Guy Debord et la société du Facebook

Par Bénédicte Ramade · L'ŒIL

Le 18 avril 2013 - 614 mots

L'homme ne se définit pas facilement. Faire son portrait est somme toute une contradiction quand on connaît l’aversion du penseur pour le jeu des médias : peu de photographies de lui ont été prises, il ne s’est pas plié aux règles de la promotion et des interviews, n’a fait preuve d’aucun goût pour la mise en scène de soi et de son intellect, n’a fait montre d’aucune passion pour la bravoure médiatique.

Évidemment, le fameux auteur de La Société du spectacle en 1967 puis, vingt et un ans plus tard, des Commentaires sur la société du spectacle ne pouvait pas cultiver semblable éthique pour se compromettre dans le cirque médiatique.
Soyons logiques. On serait donc tenté de voir l’entreprise de la Bibliothèque nationale de France quasiment comme un faux pas si l’on voulait respecter l’état d’esprit debordien. Lui-même n’avait-il pas refusé de mettre les pieds à l’exposition du Centre Pompidou consacrée à l’Internationale situationniste – qu’il avait pourtant contribué à fonder – en 1989, exposition qui voyagea à Londres, puis à Boston ? Mais c’est qu’une telle manifestation relèverait presque aujourd’hui d’une mission de salut public tant les écrits assertifs de Debord se sont révélés visionnaires (bien que Debord n’eût rien d’un gourou prémonitoire). 

Debord is so cool !
Pythie révolutionnaire, l’aristocrate qui fuyait le leadership, tout en exerçant un réel pouvoir intellectuel sur la bande des situationnistes, avait cerné avec clairvoyance les dérives d’une « société spectaculaire-marchande », qui donne aujourd’hui tant d’autorité à Facebook et ses fameuses amitiés de façade.

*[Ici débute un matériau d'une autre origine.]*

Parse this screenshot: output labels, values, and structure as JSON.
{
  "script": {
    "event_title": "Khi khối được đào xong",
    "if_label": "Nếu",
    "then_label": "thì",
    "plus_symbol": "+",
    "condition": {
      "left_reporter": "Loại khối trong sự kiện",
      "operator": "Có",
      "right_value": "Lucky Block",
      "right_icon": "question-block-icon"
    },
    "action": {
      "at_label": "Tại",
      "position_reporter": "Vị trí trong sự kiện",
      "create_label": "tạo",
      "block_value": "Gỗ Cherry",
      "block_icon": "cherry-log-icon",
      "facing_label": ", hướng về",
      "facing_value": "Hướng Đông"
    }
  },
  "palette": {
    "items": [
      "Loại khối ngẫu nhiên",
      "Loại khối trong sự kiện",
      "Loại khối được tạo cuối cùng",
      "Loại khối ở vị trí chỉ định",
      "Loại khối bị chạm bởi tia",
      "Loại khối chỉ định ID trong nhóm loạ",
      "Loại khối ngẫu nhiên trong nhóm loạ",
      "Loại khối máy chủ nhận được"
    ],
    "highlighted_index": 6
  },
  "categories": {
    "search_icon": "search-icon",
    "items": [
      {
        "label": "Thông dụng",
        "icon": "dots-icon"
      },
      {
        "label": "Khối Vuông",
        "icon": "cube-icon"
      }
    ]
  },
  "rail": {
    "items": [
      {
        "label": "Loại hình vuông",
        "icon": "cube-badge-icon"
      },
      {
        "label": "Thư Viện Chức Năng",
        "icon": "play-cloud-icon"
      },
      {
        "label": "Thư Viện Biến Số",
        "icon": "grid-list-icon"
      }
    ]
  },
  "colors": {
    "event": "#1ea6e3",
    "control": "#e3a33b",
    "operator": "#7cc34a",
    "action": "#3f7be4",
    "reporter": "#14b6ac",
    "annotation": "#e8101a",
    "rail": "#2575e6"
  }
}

Quoi de plus confortable que de liker – « aimer » – du fond de son canapé et de faire la révolution en chaussons à coups de pétitions dématérialisées, un comble pour Debord. Et que dire de sa pratique sauvage voire pirate du collage et du détournement, qui le conduit en 1973 à réaliser une Société du spectacle sans tourner une seule image, préférant subtiliser des scènes à de grands classiques américains et d’innombrables photographies de magazines ?
Lorsque pratiquement trente ans plus tard, une scène artistique française conduite par Bruno Peinado fait du principe du copyleft sa doxa opératoire, il est évident qu’il y a du Debord là-dessous. Certains artistes, comme Matthieu Laurette, jouent même avec l’héritage de cet écrivain devenu un label de dissidence et de cynisme vis-à-vis du spectacle et de la société capitaliste actuelle. On voit ainsi Laurette brandir des pancartes « Guy Debord is so cool ! » en arrière-plan d’un programme télévisé américain.

Contradiction debordienne
Tractage, hacking, cet artiste manie le post-situationnisme avec verve et humour. Debord l’aurait-il adoubé ? Difficile de prédire l’attitude de ce penseur de l’ombre refusant les hommages, auteur d’écrits souvent ardus, personnalité séduisante mais méfiante. Christophe Bourseiller, dans la monographie Vie et mort de Debord, rapporte avec minutie le caractère drastique de cet écrivain devenu aujourd’hui une référence incontournable pour les plasticiens. Pourtant, Debord n’appelait-il pas à dépasser l’œuvre d’art ? D’ailleurs, il ne croyait guère en ses qualités ornementales, ses appartements étant le plus souvent dépouillés.
Réfutant le pouvoir du spectacle, la passivité qu’il induit, il ne pratique pas le jeu des apparences : le seul ludique qu’il cultive, c’est son jeu de la guerre. Manœuvres offensives, diplomaties, mouvements défensifs, l’amusement sur plateau synthétise au mieux le grand écart situationniste qui érige la dérive psychogéographique en stratégie de combat. Ainsi soit Debord.

Biographie

1931 Naissance à Paris.

1951 Rencontre les lettristes et réalise le film Hurlements en faveur de Sade l’année suivante.

1967 Directeur de la Revue internationale situationniste, il publie La Société du spectacle, dont il fera un film en 1973.

1989 Publication de Panégyrique.

1994 Atteint de polynévrite alcoolique, Debord se suicide dans sa propriété de Champot en Haute-Loire.

« Guy Debord, un art de la guerre », Bibliothèque nationale de France, site François-Mitterrand, quai François-Mauriac, Paris-13e, tarifs : 5 et 7 €, www.bnf.fr, jusqu’au 13 juillet 2013.